By Tobi Voigt, Detroit Historical Society
If I have learned anything as a museum educator, it’s that those of us who didn’t come into the field through teaching have a lot to learn. When I got my first museum education job, I spent months reading and learning about state learning standards, social studies instruction methods, curriculum requirements, and even waded a bit into state and federal legislation. The language of public education alone has taken me years to master: authentic assessment, scaffolding, differentiated instruction, and so on.
This research has informed my belief that museum educators cannot create K-12 programs in a vacuum. Be honest, we have all put together what we thought was a GREAT workshop or tour, only to see it flop when teachers and schools don’t book it.
So, how do we create programs that are relevant and desired by teachers and schools? Evaluation is key.
According to my new favorite book on evaluation, Practical Evaluation Guide: Tools for Museums and Other Informal Educational Settings, there are four types of evaluation that can help us develop great programs:
- Front-end evaluation: This helps inform the program development process. It can be done with surveys or interviews, but I have used it most successfully through focus groups. I assembled a Teacher Advisory Board that meets twice a year. At the meetings, I ask what their needs are, and we brainstorm ways that my institution can meet them.

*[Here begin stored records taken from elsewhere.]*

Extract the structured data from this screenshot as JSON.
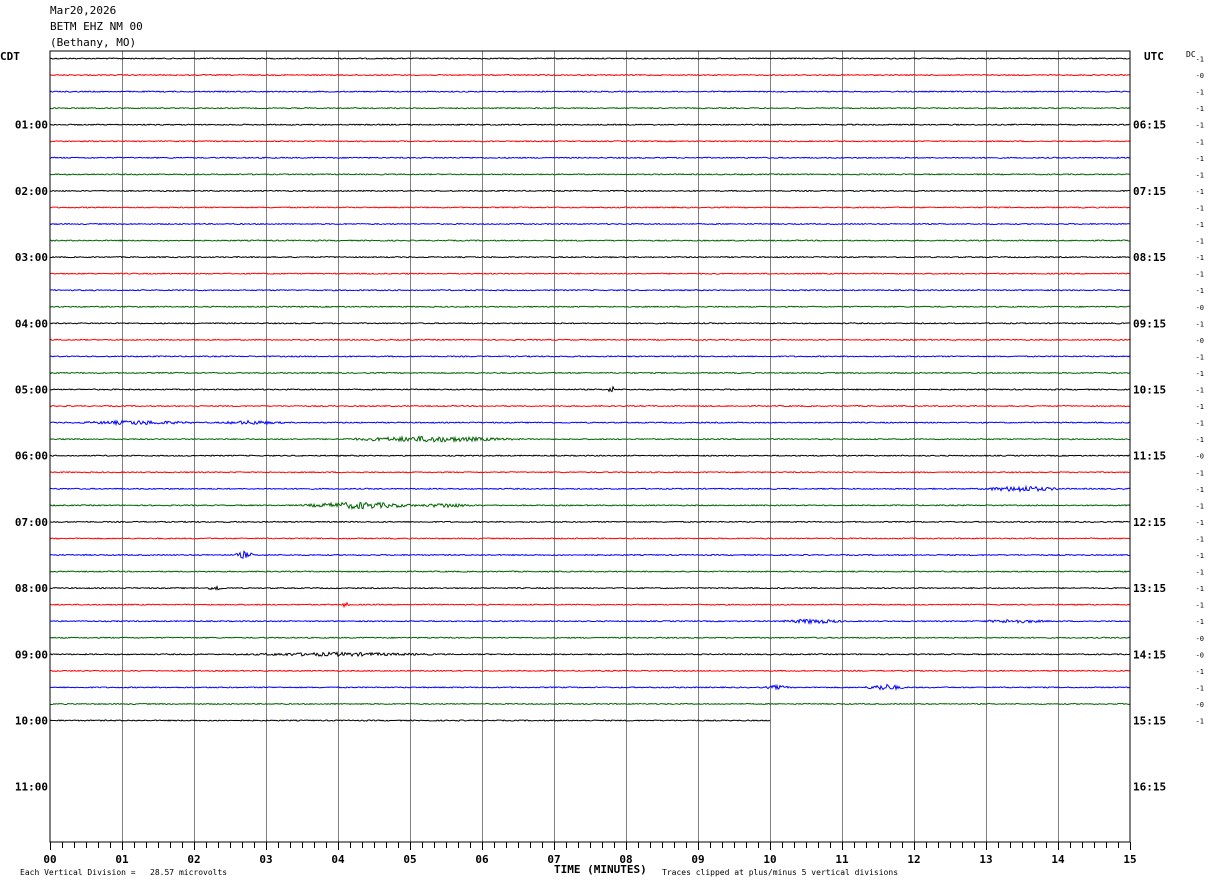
{
  "header": {
    "date": "Mar20,2026",
    "station": "BETM EHZ NM 00",
    "location": "(Bethany, MO)"
  },
  "left_tz": "CDT",
  "right_tz": "UTC",
  "dc_label": "DC",
  "footer": {
    "vertical_division": "Each Vertical Division =   28.57 microvolts",
    "xlabel": "TIME (MINUTES)",
    "clip_note": "Traces clipped at plus/minus 5 vertical divisions"
  },
  "colors": {
    "trace_cycle": [
      "#000000",
      "#ff0000",
      "#0000ff",
      "#006400"
    ],
    "grid": "#808080",
    "frame": "#000000"
  },
  "chart_data": {
    "type": "line",
    "subtype": "helicorder",
    "xlabel": "TIME (MINUTES)",
    "xlim": [
      0,
      15
    ],
    "x_ticks": [
      "00",
      "01",
      "02",
      "03",
      "04",
      "05",
      "06",
      "07",
      "08",
      "09",
      "10",
      "11",
      "12",
      "13",
      "14",
      "15"
    ],
    "minor_tick_step_seconds": 10,
    "minutes_per_line": 15,
    "lines_total": 48,
    "lines_drawn": 41,
    "last_line_minutes": 10,
    "left_hour_labels": [
      {
        "line": 4,
        "text": "01:00"
      },
      {
        "line": 8,
        "text": "02:00"
      },
      {
        "line": 12,
        "text": "03:00"
      },
      {
        "line": 16,
        "text": "04:00"
      },
      {
        "line": 20,
        "text": "05:00"
      },
      {
        "line": 24,
        "text": "06:00"
      },
      {
        "line": 28,
        "text": "07:00"
      },
      {
        "line": 32,
        "text": "08:00"
      },
      {
        "line": 36,
        "text": "09:00"
      },
      {
        "line": 40,
        "text": "10:00"
      },
      {
        "line": 44,
        "text": "11:00"
      }
    ],
    "right_hour_labels": [
      {
        "line": 4,
        "text": "06:15"
      },
      {
        "line": 8,
        "text": "07:15"
      },
      {
        "line": 12,
        "text": "08:15"
      },
      {
        "line": 16,
        "text": "09:15"
      },
      {
        "line": 20,
        "text": "10:15"
      },
      {
        "line": 24,
        "text": "11:15"
      },
      {
        "line": 28,
        "text": "12:15"
      },
      {
        "line": 32,
        "text": "13:15"
      },
      {
        "line": 36,
        "text": "14:15"
      },
      {
        "line": 40,
        "text": "15:15"
      },
      {
        "line": 44,
        "text": "16:15"
      }
    ],
    "dc_offsets": [
      "-1",
      "-0",
      "-1",
      "-1",
      "-1",
      "-1",
      "-1",
      "-1",
      "-1",
      "-1",
      "-1",
      "-1",
      "-1",
      "-1",
      "-1",
      "-0",
      "-1",
      "-0",
      "-1",
      "-1",
      "-1",
      "-1",
      "-1",
      "-1",
      "-0",
      "-1",
      "-1",
      "-1",
      "-1",
      "-1",
      "-1",
      "-1",
      "-1",
      "-1",
      "-1",
      "-0",
      "-0",
      "-1",
      "-1",
      "-0",
      "-1"
    ],
    "events": [
      {
        "line": 20,
        "minute": 7.8,
        "amp": 3.5,
        "width": 0.06
      },
      {
        "line": 22,
        "minute": 1.2,
        "amp": 1.8,
        "width": 0.9
      },
      {
        "line": 22,
        "minute": 2.8,
        "amp": 1.6,
        "width": 0.5
      },
      {
        "line": 23,
        "minute": 5.3,
        "amp": 2.6,
        "width": 1.3
      },
      {
        "line": 26,
        "minute": 13.5,
        "amp": 2.6,
        "width": 0.6
      },
      {
        "line": 27,
        "minute": 4.3,
        "amp": 3.2,
        "width": 0.9
      },
      {
        "line": 27,
        "minute": 5.5,
        "amp": 2.0,
        "width": 0.4
      },
      {
        "line": 30,
        "minute": 2.7,
        "amp": 3.5,
        "width": 0.15
      },
      {
        "line": 32,
        "minute": 2.3,
        "amp": 2.5,
        "width": 0.12
      },
      {
        "line": 33,
        "minute": 4.1,
        "amp": 2.0,
        "width": 0.08
      },
      {
        "line": 34,
        "minute": 10.6,
        "amp": 2.0,
        "width": 0.5
      },
      {
        "line": 34,
        "minute": 13.4,
        "amp": 1.6,
        "width": 0.5
      },
      {
        "line": 36,
        "minute": 4.0,
        "amp": 1.5,
        "width": 1.5
      },
      {
        "line": 38,
        "minute": 11.6,
        "amp": 3.0,
        "width": 0.3
      },
      {
        "line": 38,
        "minute": 10.1,
        "amp": 1.8,
        "width": 0.2
      }
    ]
  }
}
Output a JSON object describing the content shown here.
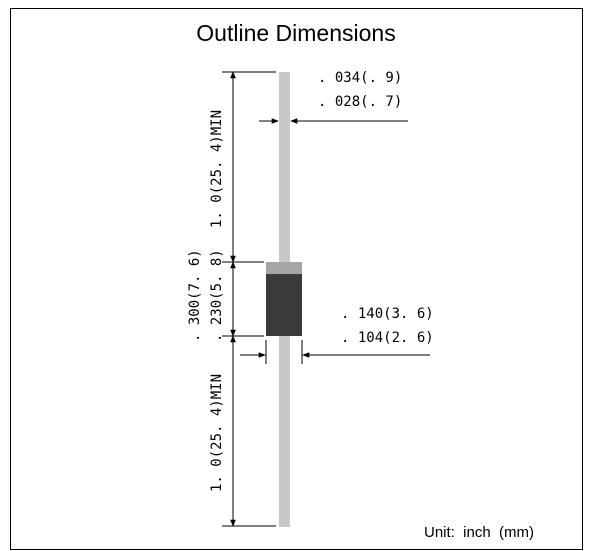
{
  "title": "Outline Dimensions",
  "labels": {
    "lead_dia_max": ". 034(. 9)",
    "lead_dia_min": ". 028(. 7)",
    "lead_length_top": "1. 0(25. 4)MIN",
    "lead_length_bottom": "1. 0(25. 4)MIN",
    "body_length_max": ". 300(7. 6)",
    "body_length_min": ". 230(5. 8)",
    "body_dia_max": ". 140(3. 6)",
    "body_dia_min": ". 104(2. 6)"
  },
  "unit_label": "Unit:  inch  (mm)",
  "colors": {
    "lead": "#c8c8c8",
    "body": "#3b3b3b",
    "cathode_band": "#a6a6a6",
    "line": "#000000"
  }
}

- Formative evaluation: This takes place while a program is being developed. For my Building Detroit online game and resource, I put together a small team of pilot teachers. I had them test out prototypes of the game, and review and give feedback on the curriculum units. For field trip programs, I have invited classrooms to test them out for free, and made tweaks as necessary.
- Remedial evaluation: This is what I consider “standard” evaluation. Once a program is up and running, I do regular surveys to get ongoing feedback from teachers and students. For our on-site guided tour, I created a simple SurveyMonkey survey that we send out to teachers via email within 3 days of their field trip. Creating that survey took a lot of work. There is a whole science behind asking the right questions to elicit helpful and relevant feedback. I use the Practical Evaluation Guide book to help me craft my surveys.
- Summative evaluation: For one-time programs – including our annual special events – we have use paper surveys to learn about the audience, where they learned about the program, and what they liked or disliked. It’s informal, but effective. We gather the survey responses into “post-mortem” reports that we refer to when planning future programs and events.
Evaluation takes time and energy, but it is worth it. As mission driven organizations, museums must use some or all of these methods to ensure that we remain relevant to our community and our visitors. What evaluation methods have you found effective?